In his recent “State of the State” speech, Governor Andrew Cuomo proposed the creation of a “teacher excellence fund”, which he touts as the “first statewide teacher performance bonus program."  This program amounts to nothing more than merit pay, as teachers will be “eligible” for a $20,000 bonus if they are rated “highly effective” according to their district’s Annual Professional Performance Review (APPR) plan. Passed in 2010, APPR is a controversial teacher evaluation law that Cuomo wanted to—according to one source—“force down [New Yorkers’] throats.”  Cuomo is now proposing to force money down teachers' throats to get them to teach better. The failures of merit pay are so epic, however, that an obvious question once again arises: how can a politician be this ignorant about education? Though this question is asked so frequently these days that it has become rhetorical, its answer is elementary: follow the funding.    

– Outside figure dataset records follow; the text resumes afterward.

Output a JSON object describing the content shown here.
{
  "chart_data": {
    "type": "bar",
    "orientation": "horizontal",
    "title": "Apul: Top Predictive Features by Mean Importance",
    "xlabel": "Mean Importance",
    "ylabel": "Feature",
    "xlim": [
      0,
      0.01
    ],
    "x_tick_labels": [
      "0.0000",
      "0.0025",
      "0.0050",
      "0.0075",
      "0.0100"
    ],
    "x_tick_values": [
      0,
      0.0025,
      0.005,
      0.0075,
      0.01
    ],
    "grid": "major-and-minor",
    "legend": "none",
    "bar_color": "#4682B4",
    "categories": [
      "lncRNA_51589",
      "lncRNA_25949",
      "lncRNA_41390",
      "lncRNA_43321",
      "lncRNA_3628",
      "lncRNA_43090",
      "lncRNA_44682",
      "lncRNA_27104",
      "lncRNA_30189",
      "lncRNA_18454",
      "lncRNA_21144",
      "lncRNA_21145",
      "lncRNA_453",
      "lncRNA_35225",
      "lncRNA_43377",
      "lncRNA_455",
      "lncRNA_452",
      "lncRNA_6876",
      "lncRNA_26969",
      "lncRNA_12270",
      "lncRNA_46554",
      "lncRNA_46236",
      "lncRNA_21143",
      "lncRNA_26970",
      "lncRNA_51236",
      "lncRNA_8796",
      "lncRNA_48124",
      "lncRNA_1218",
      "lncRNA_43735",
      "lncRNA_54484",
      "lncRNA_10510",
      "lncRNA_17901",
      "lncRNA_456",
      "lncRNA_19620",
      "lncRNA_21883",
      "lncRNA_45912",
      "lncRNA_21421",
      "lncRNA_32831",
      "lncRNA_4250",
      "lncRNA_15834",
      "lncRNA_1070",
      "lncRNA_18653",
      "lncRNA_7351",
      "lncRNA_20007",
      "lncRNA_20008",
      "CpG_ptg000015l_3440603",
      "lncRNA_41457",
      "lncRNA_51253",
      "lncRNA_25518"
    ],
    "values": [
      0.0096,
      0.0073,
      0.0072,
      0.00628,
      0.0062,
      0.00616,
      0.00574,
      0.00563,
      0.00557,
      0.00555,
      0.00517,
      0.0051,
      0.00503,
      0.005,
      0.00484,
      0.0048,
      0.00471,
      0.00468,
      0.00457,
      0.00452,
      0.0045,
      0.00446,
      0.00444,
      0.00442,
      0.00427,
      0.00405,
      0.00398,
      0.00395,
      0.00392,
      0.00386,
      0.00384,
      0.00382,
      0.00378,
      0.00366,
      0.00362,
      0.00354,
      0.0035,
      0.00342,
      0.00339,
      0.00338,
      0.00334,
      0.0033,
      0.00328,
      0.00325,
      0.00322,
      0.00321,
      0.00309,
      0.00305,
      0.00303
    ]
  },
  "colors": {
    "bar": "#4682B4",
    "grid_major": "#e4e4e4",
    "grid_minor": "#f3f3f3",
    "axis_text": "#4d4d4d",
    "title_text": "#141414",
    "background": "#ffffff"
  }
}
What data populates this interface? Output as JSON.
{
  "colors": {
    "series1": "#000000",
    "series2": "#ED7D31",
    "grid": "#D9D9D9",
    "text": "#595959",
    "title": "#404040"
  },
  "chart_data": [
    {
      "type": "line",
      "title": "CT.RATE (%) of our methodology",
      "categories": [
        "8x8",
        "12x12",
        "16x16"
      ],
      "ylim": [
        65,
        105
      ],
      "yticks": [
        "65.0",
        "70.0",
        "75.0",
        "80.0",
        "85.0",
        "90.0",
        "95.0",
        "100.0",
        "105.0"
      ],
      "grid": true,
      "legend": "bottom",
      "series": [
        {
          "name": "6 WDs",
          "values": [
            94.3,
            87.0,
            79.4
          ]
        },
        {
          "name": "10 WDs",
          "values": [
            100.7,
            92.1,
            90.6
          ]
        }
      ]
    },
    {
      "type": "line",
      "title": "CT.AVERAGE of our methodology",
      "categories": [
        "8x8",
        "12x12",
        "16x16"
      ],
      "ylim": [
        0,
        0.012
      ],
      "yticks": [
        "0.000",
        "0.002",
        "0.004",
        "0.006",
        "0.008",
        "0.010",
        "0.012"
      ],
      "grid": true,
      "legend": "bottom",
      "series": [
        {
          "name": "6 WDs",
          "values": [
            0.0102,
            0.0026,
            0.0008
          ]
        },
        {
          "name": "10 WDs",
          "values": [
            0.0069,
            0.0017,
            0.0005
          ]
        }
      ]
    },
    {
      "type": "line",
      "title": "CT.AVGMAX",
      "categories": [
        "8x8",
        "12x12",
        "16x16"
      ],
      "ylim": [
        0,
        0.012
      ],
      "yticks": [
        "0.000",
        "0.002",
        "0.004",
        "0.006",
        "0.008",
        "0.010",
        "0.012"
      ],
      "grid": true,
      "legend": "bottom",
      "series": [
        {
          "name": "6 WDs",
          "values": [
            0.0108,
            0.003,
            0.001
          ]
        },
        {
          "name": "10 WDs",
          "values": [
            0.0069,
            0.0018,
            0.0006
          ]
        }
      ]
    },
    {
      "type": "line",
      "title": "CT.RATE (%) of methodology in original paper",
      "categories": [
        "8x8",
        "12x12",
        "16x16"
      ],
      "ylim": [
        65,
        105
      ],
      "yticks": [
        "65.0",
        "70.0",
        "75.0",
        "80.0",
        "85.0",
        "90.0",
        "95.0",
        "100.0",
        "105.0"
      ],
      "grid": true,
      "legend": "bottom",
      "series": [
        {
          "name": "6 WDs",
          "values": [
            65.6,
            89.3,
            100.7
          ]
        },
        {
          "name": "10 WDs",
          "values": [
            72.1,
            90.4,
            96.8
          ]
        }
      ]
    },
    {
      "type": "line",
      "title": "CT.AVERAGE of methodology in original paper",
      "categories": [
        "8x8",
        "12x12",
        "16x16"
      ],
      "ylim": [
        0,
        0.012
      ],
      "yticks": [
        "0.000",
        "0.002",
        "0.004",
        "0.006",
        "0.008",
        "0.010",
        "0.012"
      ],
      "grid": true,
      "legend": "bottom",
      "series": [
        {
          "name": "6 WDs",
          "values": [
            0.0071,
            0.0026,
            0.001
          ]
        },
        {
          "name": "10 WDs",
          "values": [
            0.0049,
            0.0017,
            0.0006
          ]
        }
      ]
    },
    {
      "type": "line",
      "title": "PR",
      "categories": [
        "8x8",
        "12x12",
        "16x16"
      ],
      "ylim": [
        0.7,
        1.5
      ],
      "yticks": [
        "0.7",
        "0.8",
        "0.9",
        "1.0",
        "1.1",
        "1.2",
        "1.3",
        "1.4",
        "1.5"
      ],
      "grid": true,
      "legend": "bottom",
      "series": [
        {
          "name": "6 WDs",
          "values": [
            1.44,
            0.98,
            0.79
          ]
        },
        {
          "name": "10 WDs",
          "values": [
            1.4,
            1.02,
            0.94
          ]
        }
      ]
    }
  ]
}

Unless the teacher’s union (NYSUT) agrees, Cuomo’s merit pay program is unlikely to gain traction. However, if NYSUT does agree, who will fund it? Would the same billionaires funding the other funds suddenly fund New York’s teachers? Should this scenario come to pass, teachers could conceivably become more indebted to the likes of Bill Gates than their colleagues, much like politicians who are more indebted to plutocrats than their constituents.  

With the passage in 2011 of Cuomo’s undemocratic tax cap, tax dollars going into New York’s public schools are dwindling among growing class sizes and mandates. It may soon reach the point where public schools and teachers depend upon a few billionaires to stay afloat, the same billionaires who’ve created other funds aimed at undermining things like collective bargaining and tenure. The same billionaires who beg for lower taxes at the expense of workers' pensions. Money is power, and with more money flowing from the funds of the few, their power over public education policies will only proliferate. Look no further for examples of America’s economic inequality than our public education system.

In failing to even mention the popular uprising against the Common Core and standardized testing in his speech, Cuomo once again ignored the majority of New Yorkers in a favor of the funds of the few. Not coincidentally, this wealthy few also support using Common Core tests to evaluate teachers, and have donated heavily to Cuomo’s campaign. Hence, the majority still struggles to shout louder than the piercing rustle of private cash, with Cuomo’s political ambitions masquerading as educational ignorance. This phenomenon is not confined to education, by the way. Since the Citizens United ruling in 2010, the money of the few has overwhelmed the voices of the many across the nation.  From education to energy, women’s rights to voting rights, our democracy is under siege, with “Quid Pro Quo” ready to take its place upon the Great Seal.    
Former New York Governor and U.S. President Theodore Roosevelt once warned of “an invisible government” which owes “no responsibility to the people.” Roosevelt sought to eliminate this “unholy alliance between corrupt business and corrupt politics.” Andrew Cuomo should heed his predecessor’s words. The more control he surrenders to the wealthy few, the more our democratic principles suffer. Public education need not be placed at the mercy of a privileged minority.

Like it or not, we are all part of the public, and we should all have a say in how our kids are educated.